Ziel dieses An- und Verkaufs von Schein- und Abdeckrechnungen ist die Schaffung eines Schwarzgeldkreislaufs, um Sozialabgaben und Steuern einzusparen. Die Arbeitnehmer der Rechnungskäufer werden meist nicht oder nur mit einem geringeren Arbeitslohn zur Sozialversicherung angemeldet und durch Schwarzgeldzahlungen entlohnt.

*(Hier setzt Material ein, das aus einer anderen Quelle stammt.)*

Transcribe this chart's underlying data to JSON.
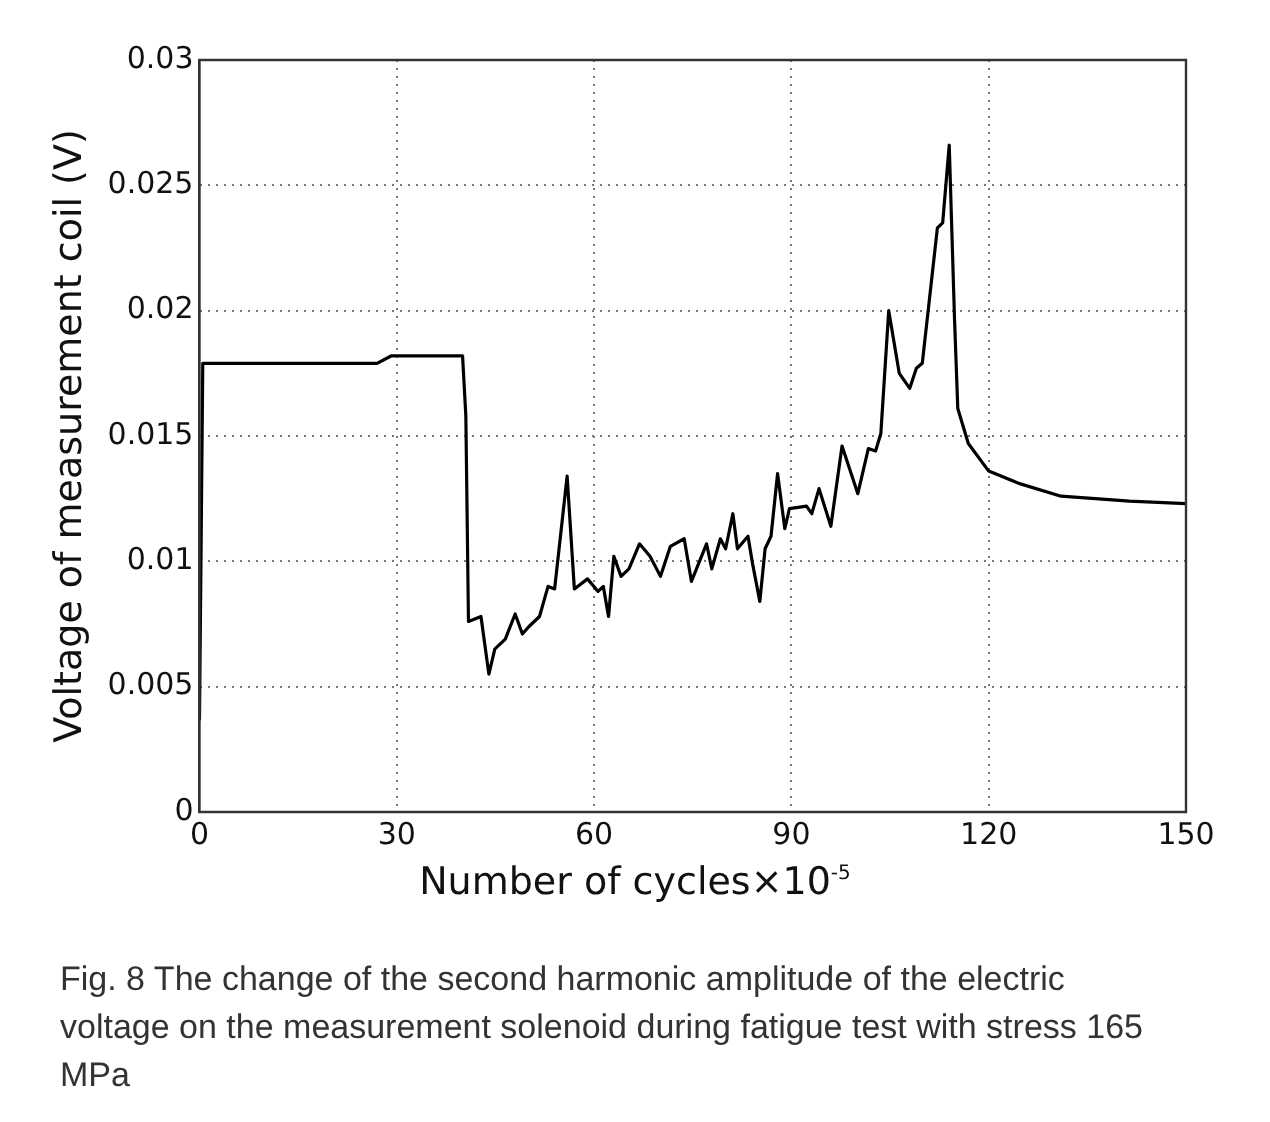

Durchsucht wurden Wohn- und Geschäftsobjekte in Berlin, Sachsen (Dresden, Döbeln, Radebeul und Waldheim) und jeweils einmal in Brandenburg, Bremen und Dortmund. Dabei handelte sich neben den Wohnanschriften der Beschuldigten in Berlin vor allem um mutmaßliche Scheinfirmen, aber auch um echte Firmen, die in das Kettenbetrugsmodell involviert sein könnten, sowie um Durchsuchungen bei Auftraggebern.
Es wurden 45 illegal in Deutschland aufhältige Personen (Drittausländer ohne erforderlichen Aufenthaltstitel)festgestellt sowie eine illegale Waffe und Munition als Zufallsfund beschlag-nahmt. Außerdem wurden Geschäftsunterlagen, Datenträger und Mobiltelefone sichergestellt, die im Verlauf der noch andauernden Ermittlungen ausgewertet werden. In Hinblick auf ebenfalls vorliegende Arrestbeschlüsse wurde zudem zwei hochmotorisierte Autos beschlagnahmt. Festnahmen erfolgten nicht.